Do you think he might be playing games, whether he realises it or not?

CogitoErgoSometimes · 24/08/2014 08:30

Like a lot of these friction points, the 'real problem' is not someone failing to pick up a tea-cup or taking out the bins. It's not annoying habits or wanting perfect worlds either. The real problem is a couple that cannot have a simple discussion without it descending into tears and tantrums. Inability to work as a team over something incredibly trivial - even after they've agreed a way forward - is pretty serious. What happens when there's something important that they disagree about? Is he going to storm off every time?

Timeforabiscuit · 24/08/2014 08:39

Apparently DH doesn't see dirt Hmm he does, he can walk past a bin and see that it needs emptying but wants to see how long it takes before I empty it Confused

There is no changing people, and it is not acceptable to scream lazy fucker with small people about - so we have employed a divide and conquer - he does all the washing up, that's his job (I fecking hate it), he moans and I ignore him.

I do the bits I enjoy, the cooking and washing.

Everything else I either decide to do - or state very clearly "you do it" - it doesn't tend to kick off an argument as I don't have any emotion in my voice or body language - I'm simply communicating what my plans are.

It helps that DH works from home, so if its messy it impacts him far more than me.

MushroomSoup · 24/08/2014 08:42

Just a thought - does he know how to do housework? This could be work avoidance purely because he feels stupid.

CogitoErgoSometimes · 24/08/2014 08:45

Come on MushroomSoup.... you're not serious? Hmm

iamusuallybeingunreasonable · 24/08/2014 08:49

He sounds like a pain in the ass, forget the Friday night discussions though and just get on with it, you can have a list but you choose a job, he does, and get on with it

iamusuallybeingunreasonable · 24/08/2014 08:51

Plus if he's not prepared to clean then perhaps he can cough up for a cleaner, ie not you

FunkyBoldRibena · 24/08/2014 08:56

I hate housework - really. I would rather do anything than housework.

So I do a bit each night as I am waiting for stuff in the kitchen. And a bit in the bathroom.

I use splosh products so there is a spray in the kitchen and bathroom at all times and just do surfaces as and when to keep it clean.

For a weekend clean though - we decide tasks we will do and then allocate between say 10 and 1 to clean through. Then we have a nice lunch. And then it's all done until next time.

If he stormed out I'd tell him in no uncertain terms to grow the fuck up.

Cabrinha · 24/08/2014 09:19

Mushroom soup - wtaf?

I don't buy any bollocks about men not seeing dirt or knowing how to clean/tidy. It's a choice.

My ex was a messy dirty pig.

After we split but before we told PIL, I finally cracked and made a comment about him to SFIL. Who laughed and said "he's always been like this, you knew what he was like when you met him".

And I said: no. Because of LDR I never saw him spontaneously in the early days. The house was tidy, the sheets clean. He damn well knew and could maintain the standard required to GET a girlfriend.

Timeforabiscuit · 24/08/2014 12:29

ditto cabrinha !

Castlemilk · 24/08/2014 12:33

He sounds just amaaaazing and you must have such a great time being in a relationship with him...

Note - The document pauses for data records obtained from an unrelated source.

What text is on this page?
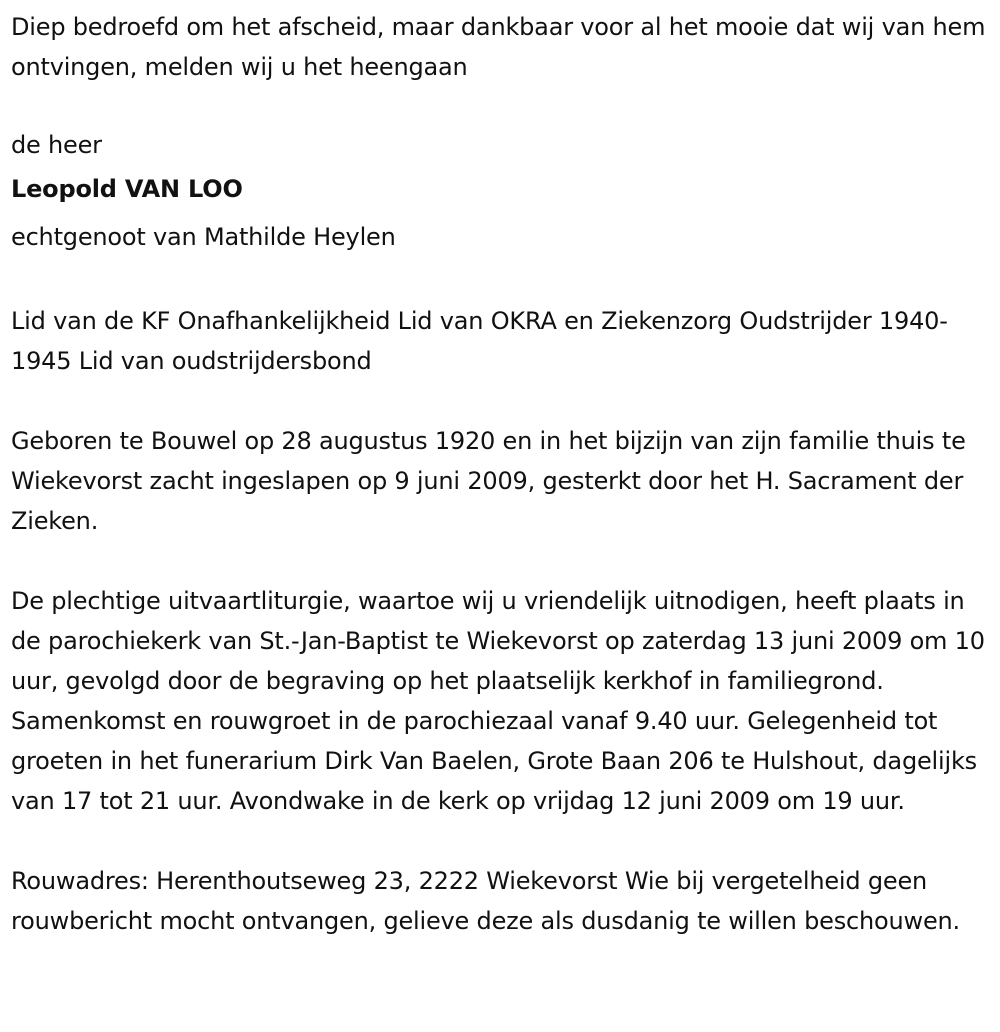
Diep bedroefd om het afscheid, maar dankbaar voor al het mooie dat wij van hem ontvingen, melden wij u het heengaan

de heer
Leopold VAN LOO
echtgenoot van Mathilde Heylen

Lid van de KF Onafhankelijkheid Lid van OKRA en Ziekenzorg Oudstrijder 1940-1945 Lid van oudstrijdersbond

Geboren te Bouwel op 28 augustus 1920 en in het bijzijn van zijn familie thuis te Wiekevorst zacht ingeslapen op 9 juni 2009, gesterkt door het H. Sacrament der Zieken.

De plechtige uitvaartliturgie, waartoe wij u vriendelijk uitnodigen, heeft plaats in de parochiekerk van St.-Jan-Baptist te Wiekevorst op zaterdag 13 juni 2009 om 10 uur, gevolgd door de begraving op het plaatselijk kerkhof in familiegrond. Samenkomst en rouwgroet in de parochiezaal vanaf 9.40 uur. Gelegenheid tot groeten in het funerarium Dirk Van Baelen, Grote Baan 206 te Hulshout, dagelijks van 17 tot 21 uur. Avondwake in de kerk op vrijdag 12 juni 2009 om 19 uur.

Rouwadres: Herenthoutseweg 23, 2222 Wiekevorst Wie bij vergetelheid geen rouwbericht mocht ontvangen, gelieve deze als dusdanig te willen beschouwen.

Ultimatum sounds good, just make sure you are prepared to follow it through. He doesn't want to spread the load more evenly, clearly. He just likes to talk about it. Different Thing Altogether.

Good luck.

MushroomSoup · 24/08/2014 14:57

lol I'm serious. I work with kids and this is a tactic used frequently to avoid looking stupid.

If he doesn't know what products/cloths/gadgets to use he'll avoid it. We all learned by watching our mums parents and, if he's been the little prince at home, he won't have been made to learn.

I don't think it's a good reason by the way. If he doesn't know, and won't learn, it's a LTB from me!